Steve,
thanks a lot for the further hints. Sorry for replying delayed (I have too many urgent things here at the same time at the moment, taking care of the vmware hosts is not my main function)...
I will check the BIOS settings at the next opportunity, when I get a chance to reboot the hosts without causing too much friction. Luckily the issue doesn't happen that frequently. But I am curious to check if there are any power save options set in the BIOS.
Thanks also for the hints on the Windows pausing issue. This just happened again yesterday and I saw in the vsphere client performance plot that the CPU load hit full load at that moment, then it seems things got very quiet on the host for about a minute (maybe 5-10% total load), then things went back to normal. The "quiet period" was about the time when the server no longer responded (to RDP, SMB, web services running on there, tasks running on there seemingly paused). It was only for maybe a minute though, not as long as it has happened before. The host had only been at 100% load for a short time, maybe a minute. The host is running with local disk only (4 resp. 6 SAS 15k drives in RAID 1).
I have also looked into esxtop now comparing to tresholds recommendations on the web.
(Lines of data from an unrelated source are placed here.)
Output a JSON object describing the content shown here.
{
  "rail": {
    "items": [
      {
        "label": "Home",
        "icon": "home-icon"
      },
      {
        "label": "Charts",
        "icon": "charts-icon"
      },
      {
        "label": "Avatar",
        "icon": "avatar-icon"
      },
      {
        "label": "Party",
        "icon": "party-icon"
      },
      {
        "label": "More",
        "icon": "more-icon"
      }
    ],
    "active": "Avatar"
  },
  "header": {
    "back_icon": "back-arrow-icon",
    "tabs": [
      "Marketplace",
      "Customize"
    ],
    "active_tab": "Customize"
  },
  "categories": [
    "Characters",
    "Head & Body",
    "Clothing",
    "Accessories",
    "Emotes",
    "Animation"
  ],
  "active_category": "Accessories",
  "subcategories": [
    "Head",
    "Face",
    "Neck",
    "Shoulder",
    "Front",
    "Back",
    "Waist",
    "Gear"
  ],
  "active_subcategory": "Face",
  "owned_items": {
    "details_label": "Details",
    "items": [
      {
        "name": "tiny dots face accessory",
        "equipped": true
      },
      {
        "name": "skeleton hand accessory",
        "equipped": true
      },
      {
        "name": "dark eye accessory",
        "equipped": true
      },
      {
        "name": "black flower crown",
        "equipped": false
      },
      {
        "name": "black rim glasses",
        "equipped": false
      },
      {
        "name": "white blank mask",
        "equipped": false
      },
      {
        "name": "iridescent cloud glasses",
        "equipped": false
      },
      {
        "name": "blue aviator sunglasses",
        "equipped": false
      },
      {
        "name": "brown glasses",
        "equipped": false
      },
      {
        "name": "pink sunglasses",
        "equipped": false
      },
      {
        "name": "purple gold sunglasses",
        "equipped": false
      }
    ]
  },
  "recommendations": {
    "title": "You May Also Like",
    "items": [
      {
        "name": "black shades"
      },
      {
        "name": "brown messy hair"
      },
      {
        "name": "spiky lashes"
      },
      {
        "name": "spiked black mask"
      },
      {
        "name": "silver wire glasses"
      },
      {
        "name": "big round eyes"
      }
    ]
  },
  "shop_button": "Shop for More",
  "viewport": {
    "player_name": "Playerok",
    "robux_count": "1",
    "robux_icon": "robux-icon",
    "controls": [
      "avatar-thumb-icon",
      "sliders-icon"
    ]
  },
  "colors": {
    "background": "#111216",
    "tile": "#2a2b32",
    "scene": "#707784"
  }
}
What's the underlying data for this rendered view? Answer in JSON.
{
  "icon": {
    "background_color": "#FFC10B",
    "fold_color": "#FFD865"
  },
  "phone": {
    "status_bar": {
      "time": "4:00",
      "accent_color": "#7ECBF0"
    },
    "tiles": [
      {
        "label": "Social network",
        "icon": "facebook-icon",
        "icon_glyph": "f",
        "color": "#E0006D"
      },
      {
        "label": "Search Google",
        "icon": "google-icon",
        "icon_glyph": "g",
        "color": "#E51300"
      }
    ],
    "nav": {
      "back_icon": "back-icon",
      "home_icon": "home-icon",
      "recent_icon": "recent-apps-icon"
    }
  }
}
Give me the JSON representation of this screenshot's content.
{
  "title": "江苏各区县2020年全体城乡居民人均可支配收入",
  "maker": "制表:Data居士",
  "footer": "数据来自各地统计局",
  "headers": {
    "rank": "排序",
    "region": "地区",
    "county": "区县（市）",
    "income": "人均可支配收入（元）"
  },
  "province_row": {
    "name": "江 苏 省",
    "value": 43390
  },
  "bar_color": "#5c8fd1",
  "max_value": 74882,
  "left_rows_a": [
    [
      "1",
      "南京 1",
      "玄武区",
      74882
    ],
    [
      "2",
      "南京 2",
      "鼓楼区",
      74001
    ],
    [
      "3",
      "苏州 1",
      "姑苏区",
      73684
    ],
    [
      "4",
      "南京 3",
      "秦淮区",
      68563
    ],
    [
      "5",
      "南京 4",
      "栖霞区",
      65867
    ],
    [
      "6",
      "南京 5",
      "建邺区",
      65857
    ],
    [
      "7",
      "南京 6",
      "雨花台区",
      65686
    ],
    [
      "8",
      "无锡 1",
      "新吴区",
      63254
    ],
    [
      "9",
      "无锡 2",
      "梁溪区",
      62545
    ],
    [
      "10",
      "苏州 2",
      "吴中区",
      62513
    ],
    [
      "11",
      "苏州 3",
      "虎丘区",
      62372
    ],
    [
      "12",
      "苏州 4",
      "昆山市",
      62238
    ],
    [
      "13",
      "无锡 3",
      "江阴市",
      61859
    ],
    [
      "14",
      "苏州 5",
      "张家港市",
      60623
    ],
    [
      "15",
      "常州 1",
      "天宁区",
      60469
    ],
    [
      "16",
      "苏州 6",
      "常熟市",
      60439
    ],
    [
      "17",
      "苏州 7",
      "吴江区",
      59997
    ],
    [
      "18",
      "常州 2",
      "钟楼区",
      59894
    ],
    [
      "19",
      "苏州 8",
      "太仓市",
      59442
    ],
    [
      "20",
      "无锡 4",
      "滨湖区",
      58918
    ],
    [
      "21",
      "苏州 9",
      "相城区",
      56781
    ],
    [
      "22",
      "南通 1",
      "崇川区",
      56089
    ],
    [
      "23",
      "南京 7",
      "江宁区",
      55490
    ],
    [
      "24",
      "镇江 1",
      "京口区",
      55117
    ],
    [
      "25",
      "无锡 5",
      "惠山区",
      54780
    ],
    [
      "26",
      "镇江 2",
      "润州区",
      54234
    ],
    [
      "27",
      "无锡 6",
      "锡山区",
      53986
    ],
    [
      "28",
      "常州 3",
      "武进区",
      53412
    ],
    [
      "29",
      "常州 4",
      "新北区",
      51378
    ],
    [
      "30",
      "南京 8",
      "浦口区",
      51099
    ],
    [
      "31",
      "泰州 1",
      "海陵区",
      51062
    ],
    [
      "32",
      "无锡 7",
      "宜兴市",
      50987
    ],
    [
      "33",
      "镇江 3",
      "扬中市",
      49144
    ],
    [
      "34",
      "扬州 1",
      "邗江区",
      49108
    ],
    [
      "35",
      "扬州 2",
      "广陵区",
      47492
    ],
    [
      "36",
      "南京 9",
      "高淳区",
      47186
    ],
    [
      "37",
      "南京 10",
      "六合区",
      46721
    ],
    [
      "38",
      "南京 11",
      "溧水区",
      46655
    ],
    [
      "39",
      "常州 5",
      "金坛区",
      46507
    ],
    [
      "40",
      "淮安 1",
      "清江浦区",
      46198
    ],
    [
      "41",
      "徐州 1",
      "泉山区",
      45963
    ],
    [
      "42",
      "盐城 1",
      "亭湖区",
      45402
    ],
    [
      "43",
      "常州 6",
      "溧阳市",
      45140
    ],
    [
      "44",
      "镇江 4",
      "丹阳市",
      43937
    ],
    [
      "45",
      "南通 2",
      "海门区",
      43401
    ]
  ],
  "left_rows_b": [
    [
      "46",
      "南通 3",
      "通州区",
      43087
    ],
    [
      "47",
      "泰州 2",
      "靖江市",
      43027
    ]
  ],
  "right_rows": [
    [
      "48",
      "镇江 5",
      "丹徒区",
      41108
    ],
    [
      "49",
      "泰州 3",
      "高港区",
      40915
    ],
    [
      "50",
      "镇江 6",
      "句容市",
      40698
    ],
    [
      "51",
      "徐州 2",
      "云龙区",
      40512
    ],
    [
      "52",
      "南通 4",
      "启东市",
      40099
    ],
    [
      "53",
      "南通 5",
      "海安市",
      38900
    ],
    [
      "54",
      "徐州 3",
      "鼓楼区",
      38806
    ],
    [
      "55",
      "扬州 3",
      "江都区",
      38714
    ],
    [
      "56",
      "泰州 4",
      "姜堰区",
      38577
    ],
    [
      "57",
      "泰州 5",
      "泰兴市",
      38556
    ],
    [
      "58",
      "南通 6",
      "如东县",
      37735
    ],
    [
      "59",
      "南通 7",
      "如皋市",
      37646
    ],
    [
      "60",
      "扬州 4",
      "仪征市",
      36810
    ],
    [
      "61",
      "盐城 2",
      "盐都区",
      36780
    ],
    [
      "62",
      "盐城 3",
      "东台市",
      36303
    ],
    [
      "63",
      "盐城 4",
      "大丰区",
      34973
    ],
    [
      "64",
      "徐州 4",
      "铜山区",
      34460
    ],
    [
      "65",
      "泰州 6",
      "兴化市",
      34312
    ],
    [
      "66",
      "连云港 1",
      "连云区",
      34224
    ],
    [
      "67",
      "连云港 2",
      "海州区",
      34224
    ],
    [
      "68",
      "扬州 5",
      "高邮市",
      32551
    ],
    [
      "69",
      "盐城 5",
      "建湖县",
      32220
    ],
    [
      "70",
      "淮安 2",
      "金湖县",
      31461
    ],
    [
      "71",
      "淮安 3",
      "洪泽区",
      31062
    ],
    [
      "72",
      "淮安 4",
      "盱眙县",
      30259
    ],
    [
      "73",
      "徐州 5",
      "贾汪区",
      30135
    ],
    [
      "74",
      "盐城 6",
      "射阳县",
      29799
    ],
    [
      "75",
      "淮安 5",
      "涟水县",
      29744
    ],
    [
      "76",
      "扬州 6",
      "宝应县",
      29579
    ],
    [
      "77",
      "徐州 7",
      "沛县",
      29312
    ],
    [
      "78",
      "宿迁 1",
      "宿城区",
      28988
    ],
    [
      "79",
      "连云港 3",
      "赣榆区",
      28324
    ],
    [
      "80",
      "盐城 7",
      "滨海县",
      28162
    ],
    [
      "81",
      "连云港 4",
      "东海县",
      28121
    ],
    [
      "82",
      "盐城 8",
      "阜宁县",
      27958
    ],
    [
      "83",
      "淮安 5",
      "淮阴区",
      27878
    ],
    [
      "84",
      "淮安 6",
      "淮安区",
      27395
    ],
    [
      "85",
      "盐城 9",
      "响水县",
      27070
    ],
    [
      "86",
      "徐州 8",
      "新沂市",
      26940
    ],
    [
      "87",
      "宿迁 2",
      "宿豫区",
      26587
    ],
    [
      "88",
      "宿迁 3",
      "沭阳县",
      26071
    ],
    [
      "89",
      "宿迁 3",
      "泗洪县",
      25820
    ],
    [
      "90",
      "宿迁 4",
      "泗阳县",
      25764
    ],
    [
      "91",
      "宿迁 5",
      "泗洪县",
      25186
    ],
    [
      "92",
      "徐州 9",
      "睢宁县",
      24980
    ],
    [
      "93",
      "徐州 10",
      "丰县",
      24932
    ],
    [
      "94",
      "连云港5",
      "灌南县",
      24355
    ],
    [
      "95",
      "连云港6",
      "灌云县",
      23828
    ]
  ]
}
It looks like in normal operation for lower priority and less active VMs there is some memory swapping and ballooning happening - but not for the high priority VM I had the issues with yesterday. Memory status is "high state". For CPU I can see occasional short moments where %RDY jumps up, mainly for lower prio VMs, most of the time it is in the range of 0.x to 3% for all VMs though. Disk load seems fine. I will look into recording this for a while. I should also note that I took one VM off the host yesterday.